Tuesday, May 8, 2012
May 8, 2012: American Studies Insights, Part Two
[With work on my current book project ramping up to a fever pitch, at precisely the same time that the end of semester grading pours in—thanks, universe!—this week’s series will be particularly quick hits: each day a single American Studies insight, not necessarily earth-shattering but on my mind, courtesy of one of my classes this semester. Your insights and responses very welcome in the comments!]
Today’s insight came in the course of the final unit (Post-modernism and the Late 20th and Early 21st Centuries) in my American Literature II survey course.
I base the units in my Am Lit II survey around a couple of main longer readings, and then shoehorn in shorter supplemental works (ones available online) by other authors I feel it’s important to present as well (if only briefly). The two longer readings I always hope will speak to each other—I call the units “Dialogues” for that reason—but with the shorter ones, it can be hard to bring them into the conversation in that same way. But this time, as we talked about Sylvia Plath’s “Daddy” and “Lazy Lazarus” (both from the early 1960s) and then transitioned back to our first longer reading, Leslie Marmon Silko’s Ceremony (1977), I started to think about how much both Plath’s speakers and Silko’s protagonist Tayo are defined by the loss and absence, yet still significant presence, of a key parent: Plath’s father and Tayo’s mother. Many of these young Americans’ difficult and crucial identity issues stem from those absences and presences, and how they impact their self-images and choices (negative and positive).

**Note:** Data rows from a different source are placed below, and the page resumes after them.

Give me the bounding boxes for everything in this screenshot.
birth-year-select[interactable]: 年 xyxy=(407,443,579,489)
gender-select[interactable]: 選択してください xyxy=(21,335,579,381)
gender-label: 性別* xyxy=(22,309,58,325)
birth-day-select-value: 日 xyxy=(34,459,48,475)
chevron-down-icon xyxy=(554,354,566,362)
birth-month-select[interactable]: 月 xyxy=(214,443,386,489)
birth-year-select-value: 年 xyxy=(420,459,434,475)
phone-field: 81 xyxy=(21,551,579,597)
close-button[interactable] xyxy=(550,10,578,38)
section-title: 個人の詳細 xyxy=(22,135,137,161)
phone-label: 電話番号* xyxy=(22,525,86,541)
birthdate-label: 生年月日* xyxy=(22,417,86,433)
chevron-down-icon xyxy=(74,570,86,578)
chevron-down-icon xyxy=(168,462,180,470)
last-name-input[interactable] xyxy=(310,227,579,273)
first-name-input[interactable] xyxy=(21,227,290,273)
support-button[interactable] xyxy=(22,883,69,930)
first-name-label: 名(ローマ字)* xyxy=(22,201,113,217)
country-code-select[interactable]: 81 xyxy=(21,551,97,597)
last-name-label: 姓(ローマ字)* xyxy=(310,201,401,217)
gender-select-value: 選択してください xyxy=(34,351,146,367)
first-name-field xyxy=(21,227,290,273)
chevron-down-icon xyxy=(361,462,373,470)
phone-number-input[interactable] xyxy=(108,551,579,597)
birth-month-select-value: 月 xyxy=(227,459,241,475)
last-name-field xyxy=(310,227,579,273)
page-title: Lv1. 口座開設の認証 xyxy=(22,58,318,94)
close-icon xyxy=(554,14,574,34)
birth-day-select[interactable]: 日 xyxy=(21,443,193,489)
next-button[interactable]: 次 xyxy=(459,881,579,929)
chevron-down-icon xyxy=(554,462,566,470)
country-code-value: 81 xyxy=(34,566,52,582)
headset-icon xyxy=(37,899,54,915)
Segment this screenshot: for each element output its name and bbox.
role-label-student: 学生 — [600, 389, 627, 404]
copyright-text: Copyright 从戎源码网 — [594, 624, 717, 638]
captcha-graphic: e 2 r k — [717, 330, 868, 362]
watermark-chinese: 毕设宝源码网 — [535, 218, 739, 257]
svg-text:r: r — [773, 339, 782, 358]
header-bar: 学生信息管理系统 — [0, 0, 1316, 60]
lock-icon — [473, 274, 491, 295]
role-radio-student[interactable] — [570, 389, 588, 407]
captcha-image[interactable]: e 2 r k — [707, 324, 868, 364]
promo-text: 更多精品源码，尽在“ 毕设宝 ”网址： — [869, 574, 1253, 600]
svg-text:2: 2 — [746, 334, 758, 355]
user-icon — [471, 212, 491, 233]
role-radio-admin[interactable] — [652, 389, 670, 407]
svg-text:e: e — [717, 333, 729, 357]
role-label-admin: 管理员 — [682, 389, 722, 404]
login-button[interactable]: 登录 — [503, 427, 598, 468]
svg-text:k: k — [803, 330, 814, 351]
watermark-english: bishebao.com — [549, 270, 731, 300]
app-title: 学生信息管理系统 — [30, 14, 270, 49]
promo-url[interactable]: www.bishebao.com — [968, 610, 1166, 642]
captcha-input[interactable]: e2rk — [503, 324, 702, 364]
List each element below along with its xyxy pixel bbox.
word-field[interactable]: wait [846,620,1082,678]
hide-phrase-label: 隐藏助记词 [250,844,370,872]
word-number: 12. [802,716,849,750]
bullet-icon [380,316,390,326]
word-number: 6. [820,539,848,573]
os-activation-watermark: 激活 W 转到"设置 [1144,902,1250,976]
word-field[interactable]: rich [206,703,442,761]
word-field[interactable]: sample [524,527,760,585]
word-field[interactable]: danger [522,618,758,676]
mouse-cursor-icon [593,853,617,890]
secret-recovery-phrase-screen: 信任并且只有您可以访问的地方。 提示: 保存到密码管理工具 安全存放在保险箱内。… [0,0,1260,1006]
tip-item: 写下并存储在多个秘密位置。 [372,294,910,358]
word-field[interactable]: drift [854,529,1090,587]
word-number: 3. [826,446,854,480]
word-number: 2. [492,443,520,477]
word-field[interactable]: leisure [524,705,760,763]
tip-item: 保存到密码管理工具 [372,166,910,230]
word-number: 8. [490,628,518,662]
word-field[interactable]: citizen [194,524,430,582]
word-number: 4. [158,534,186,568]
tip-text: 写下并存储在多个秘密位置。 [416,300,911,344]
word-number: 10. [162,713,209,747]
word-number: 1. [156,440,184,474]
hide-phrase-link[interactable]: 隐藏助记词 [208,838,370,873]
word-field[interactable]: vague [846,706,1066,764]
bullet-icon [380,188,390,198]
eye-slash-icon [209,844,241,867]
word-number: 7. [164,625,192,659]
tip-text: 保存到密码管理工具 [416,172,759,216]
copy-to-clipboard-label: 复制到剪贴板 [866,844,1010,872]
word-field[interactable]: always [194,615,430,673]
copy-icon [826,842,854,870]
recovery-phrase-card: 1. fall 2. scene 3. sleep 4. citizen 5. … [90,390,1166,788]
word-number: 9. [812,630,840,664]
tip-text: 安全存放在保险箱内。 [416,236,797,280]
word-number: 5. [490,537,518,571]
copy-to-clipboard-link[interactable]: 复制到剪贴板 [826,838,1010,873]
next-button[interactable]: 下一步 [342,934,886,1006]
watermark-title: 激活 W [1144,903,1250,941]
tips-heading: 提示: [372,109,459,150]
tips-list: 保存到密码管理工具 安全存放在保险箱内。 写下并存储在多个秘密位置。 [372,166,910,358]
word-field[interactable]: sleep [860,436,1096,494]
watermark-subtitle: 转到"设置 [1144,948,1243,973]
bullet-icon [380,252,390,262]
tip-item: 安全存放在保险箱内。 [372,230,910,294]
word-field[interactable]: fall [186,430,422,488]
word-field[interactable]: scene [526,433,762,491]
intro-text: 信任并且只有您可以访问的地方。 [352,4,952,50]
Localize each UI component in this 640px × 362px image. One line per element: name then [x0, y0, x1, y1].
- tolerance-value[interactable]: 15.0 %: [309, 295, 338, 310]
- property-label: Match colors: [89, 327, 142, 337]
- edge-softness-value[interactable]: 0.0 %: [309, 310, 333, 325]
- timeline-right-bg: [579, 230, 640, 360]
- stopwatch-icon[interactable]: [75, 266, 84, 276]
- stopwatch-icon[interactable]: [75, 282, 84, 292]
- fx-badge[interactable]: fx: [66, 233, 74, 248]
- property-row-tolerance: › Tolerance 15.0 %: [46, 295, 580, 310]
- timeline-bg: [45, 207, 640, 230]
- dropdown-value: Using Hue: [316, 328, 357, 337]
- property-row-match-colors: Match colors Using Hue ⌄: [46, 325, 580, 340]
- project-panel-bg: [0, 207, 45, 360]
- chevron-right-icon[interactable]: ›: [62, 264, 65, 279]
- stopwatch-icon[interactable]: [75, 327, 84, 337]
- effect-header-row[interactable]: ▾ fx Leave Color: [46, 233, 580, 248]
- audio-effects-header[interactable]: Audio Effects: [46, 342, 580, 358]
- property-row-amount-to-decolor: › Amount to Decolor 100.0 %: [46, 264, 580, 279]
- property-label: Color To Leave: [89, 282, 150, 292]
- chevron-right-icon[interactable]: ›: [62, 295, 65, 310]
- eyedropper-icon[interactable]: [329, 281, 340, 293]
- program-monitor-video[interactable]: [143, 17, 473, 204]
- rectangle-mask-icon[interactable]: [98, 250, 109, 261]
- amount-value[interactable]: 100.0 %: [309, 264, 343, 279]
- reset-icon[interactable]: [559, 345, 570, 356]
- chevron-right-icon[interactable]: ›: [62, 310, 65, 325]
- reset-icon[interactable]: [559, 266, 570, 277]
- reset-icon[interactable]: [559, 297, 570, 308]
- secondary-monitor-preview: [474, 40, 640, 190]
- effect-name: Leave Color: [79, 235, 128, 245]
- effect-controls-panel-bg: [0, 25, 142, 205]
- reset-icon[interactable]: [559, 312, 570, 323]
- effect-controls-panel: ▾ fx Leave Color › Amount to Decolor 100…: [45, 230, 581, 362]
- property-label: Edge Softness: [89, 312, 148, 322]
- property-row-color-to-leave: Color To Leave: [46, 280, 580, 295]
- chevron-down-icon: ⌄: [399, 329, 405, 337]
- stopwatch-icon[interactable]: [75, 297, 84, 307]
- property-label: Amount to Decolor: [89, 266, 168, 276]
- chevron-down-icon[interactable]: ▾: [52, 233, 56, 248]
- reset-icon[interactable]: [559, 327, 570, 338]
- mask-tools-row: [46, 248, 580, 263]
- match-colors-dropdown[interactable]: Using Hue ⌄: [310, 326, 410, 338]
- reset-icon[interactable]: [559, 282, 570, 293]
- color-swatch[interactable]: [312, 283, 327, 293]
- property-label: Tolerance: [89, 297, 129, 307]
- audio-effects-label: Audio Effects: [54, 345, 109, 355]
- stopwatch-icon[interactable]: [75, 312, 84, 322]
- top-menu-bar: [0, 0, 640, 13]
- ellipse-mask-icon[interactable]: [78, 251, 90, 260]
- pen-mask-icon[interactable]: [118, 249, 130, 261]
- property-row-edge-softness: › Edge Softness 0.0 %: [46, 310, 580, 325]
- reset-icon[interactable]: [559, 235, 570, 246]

Certainly such issues are not new to the late 20th century, yet I’d say that they’re newly central to works like these—in our first long reading, Huck Finn, for example, Huck has no Mom and a largely absent (and horrible) Dad, but seems relatively unaffected, at least compared to Plath’s speaker and Tayo, by those absences. Moreover (slight spoiler alert ahead!), the titular protagonist of my last unit’s second longer reading, Jhumpa Lahiri’s The Namesake (2003), has his whole trajectory in the novel shifted by the loss of his father at the book’s halfway point. So it seems to me that this theme is at least somewhat specific to late 20th and early 21st century American literature and identity, and that it could be interesting to consider why, in the land of the “self-made man” and “rugged individualism” and the like, many of our current cultural works seem centrally concerned with the effects of an absent or lost parent on the identities of younger Americans.
Next insight tomorrow
PS. What do you think? And any insights to share from this semester (or any other time)?5/8 Memory Day nominee: Harry Truman. I hesitate to put presidents and other already famous Americans on this list, but Truman assumed the presidency at a crucial time and (imperfectly but definitely) helped the U.S. end World War II and move into the years beyond, and then he desegrated the military. That’s enough for a Memory Day in my book!